REPUBLIKA.CO.ID, NAYPYITAW -- Myanmar akan mulai menghapus kata Rohingya. Pemimpin berpengaruh Myanmar Aung San Suu Kyi mengatakan akan menghindari kata Rohingya untuk menyebut minoritas Muslim yang teraniaya tersebut.
Ia telah menyampaikannya kepada Utusan Khusus HAM PBB pada Senin (20/6). Pada hari yang sama, otoritas HAM PBB mengeluarkan laporan soal Rohingya yang telah dirampas kewarganegaraannya.
PBB melaporkan, kelompok Rohingya mengalami diskriminasi yang sistematis dan di bawah larangan pergerakan yang parah. Mereka juga menderita karena mengalami penyiksaan hingga eksekusi. "Hal ini kemungkinan besar adalah kejahatan melawan kemanusiaan," kata laporan.

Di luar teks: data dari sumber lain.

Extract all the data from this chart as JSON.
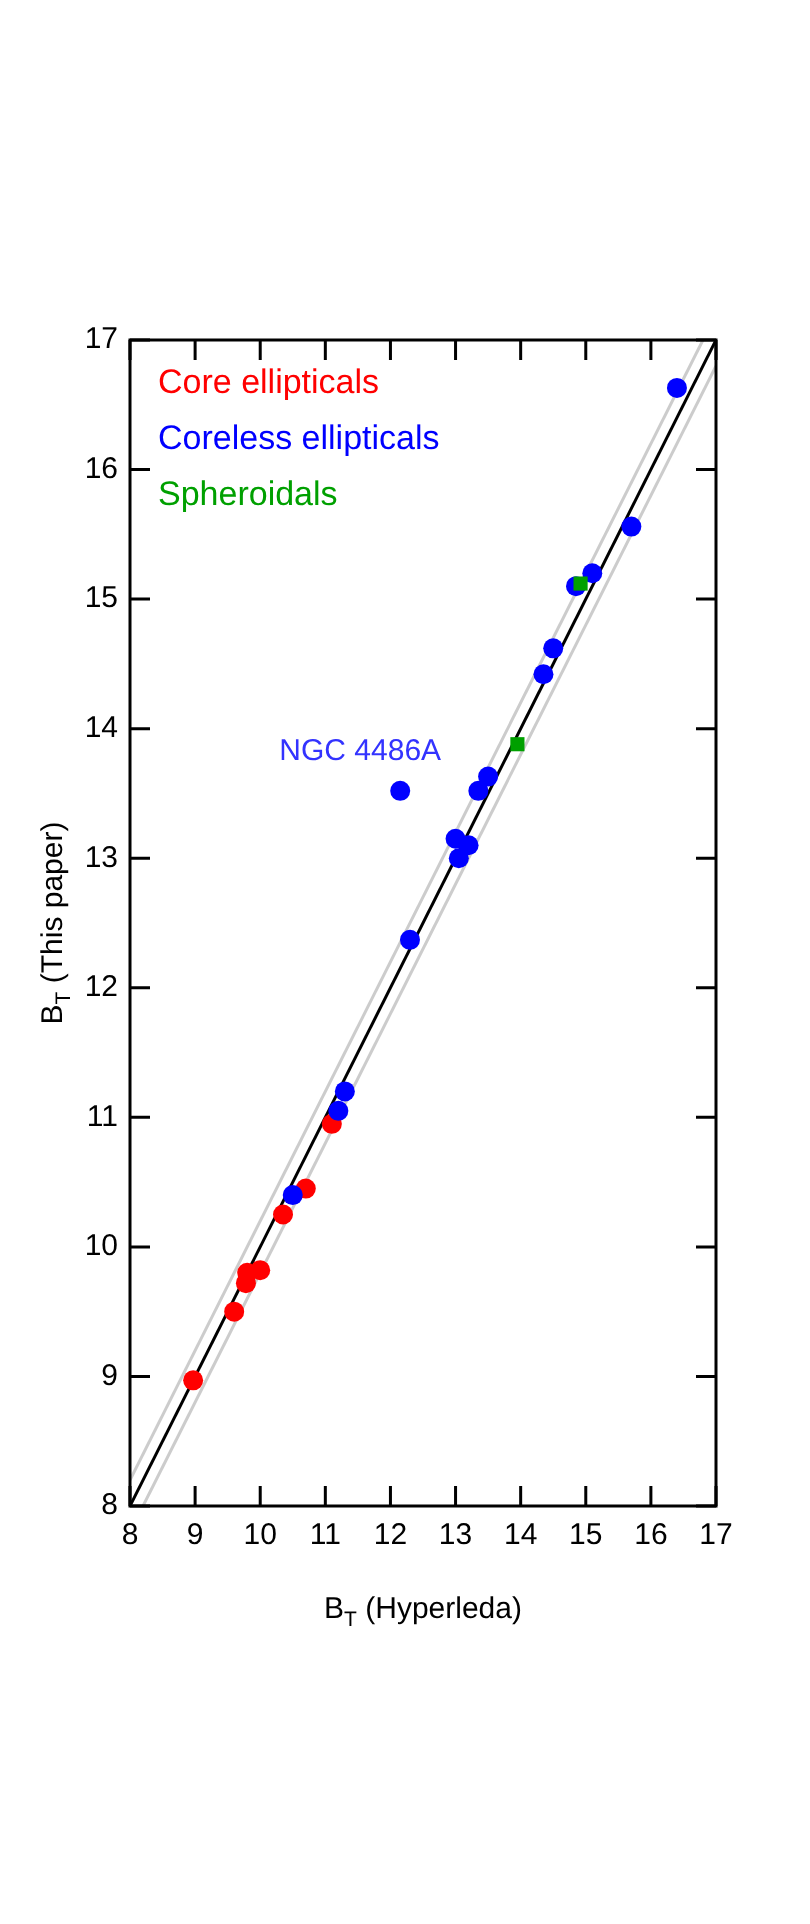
{
  "chart_data": {
    "type": "scatter",
    "xlabel": "B$_{T}$ (Hyperleda)",
    "ylabel": "B$_{T}$ (This paper)",
    "xlim": [
      8,
      17
    ],
    "ylim": [
      8,
      17
    ],
    "xticks": [
      8,
      9,
      10,
      11,
      12,
      13,
      14,
      15,
      16,
      17
    ],
    "yticks": [
      8,
      9,
      10,
      11,
      12,
      13,
      14,
      15,
      16,
      17
    ],
    "grid": false,
    "legend": "top left",
    "annotations": [
      {
        "text": "NGC 4486A",
        "x": 12.15,
        "y": 13.52
      }
    ],
    "series": [
      {
        "type": "line",
        "color": "#cccccc",
        "marker": "none",
        "x": [
          8,
          16.8
        ],
        "values": [
          8.2,
          17
        ]
      },
      {
        "type": "line",
        "color": "#cccccc",
        "marker": "none",
        "x": [
          8.2,
          17
        ],
        "values": [
          8,
          16.8
        ]
      },
      {
        "type": "line",
        "color": "#000000",
        "marker": "none",
        "x": [
          8,
          17
        ],
        "values": [
          8,
          17
        ]
      },
      {
        "name": "Core ellipticals",
        "color": "#ff0000",
        "marker": "circle",
        "x": [
          8.97,
          9.6,
          9.78,
          9.8,
          10.0,
          10.35,
          10.7,
          11.1
        ],
        "values": [
          8.97,
          9.5,
          9.72,
          9.8,
          9.82,
          10.25,
          10.45,
          10.95
        ]
      },
      {
        "name": "Coreless ellipticals",
        "color": "#0000ff",
        "marker": "circle",
        "x": [
          10.5,
          11.2,
          11.3,
          12.3,
          12.15,
          13.0,
          13.05,
          13.2,
          13.35,
          13.5,
          14.35,
          14.5,
          14.85,
          15.1,
          15.7,
          16.4
        ],
        "values": [
          10.4,
          11.05,
          11.2,
          12.37,
          13.52,
          13.15,
          13.0,
          13.1,
          13.52,
          13.63,
          14.42,
          14.62,
          15.1,
          15.2,
          15.56,
          16.63
        ]
      },
      {
        "name": "Spheroidals",
        "color": "#00a000",
        "marker": "square",
        "x": [
          13.95,
          14.92
        ],
        "values": [
          13.88,
          15.12
        ]
      }
    ]
  }
}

Sebanyak 1,1 juta orang itu menyebut diri mereka Rohingya. Penduduk Buddha Myanmar menyebut mereka sebagai imigran ilegal dari Bangladesh.
Penyidik HAM PBB, Yanghee Lee, telah bertemu Suu Kyi di Ibu Kota Naypyitaw. Ini pertama kalinya Lee berkunjung ke Myanmar sejak Suu Kyi memenangi kekuasaan pada April. Permanent Secretary di Kemenlu Myanmar Aung Lin mengatakan, Menlu Suu Kyi menjelaskan posisi pemerintah dalam isu Rohingya.
"Pada pertemuan mereka pagi ini, Menlu menyatakan sebutan Rohingya itu harus dihindari," kata Lin.
Suu Kyi telah lama dikritik karena tidak melakukan apa-apa untuk menghentikan ketidakadilan terhadap Rohingya. Padahal, peraih Nobel Perdamaian ini adalah pemimpin tertinggi secara de facto. Meski ia dilarang maju sebagai presiden, kini ia menjabat sebagai kanselir negara dan menteri luar negeri.
Menurut laporan, Suu Kyi telah membentuk komite untuk membawa perdamaian dan perkembangan di negara bagian tempat Rohingya berada. Namun, rencana itu belum jelas hingga saat ini sejak dicetuskan Mei.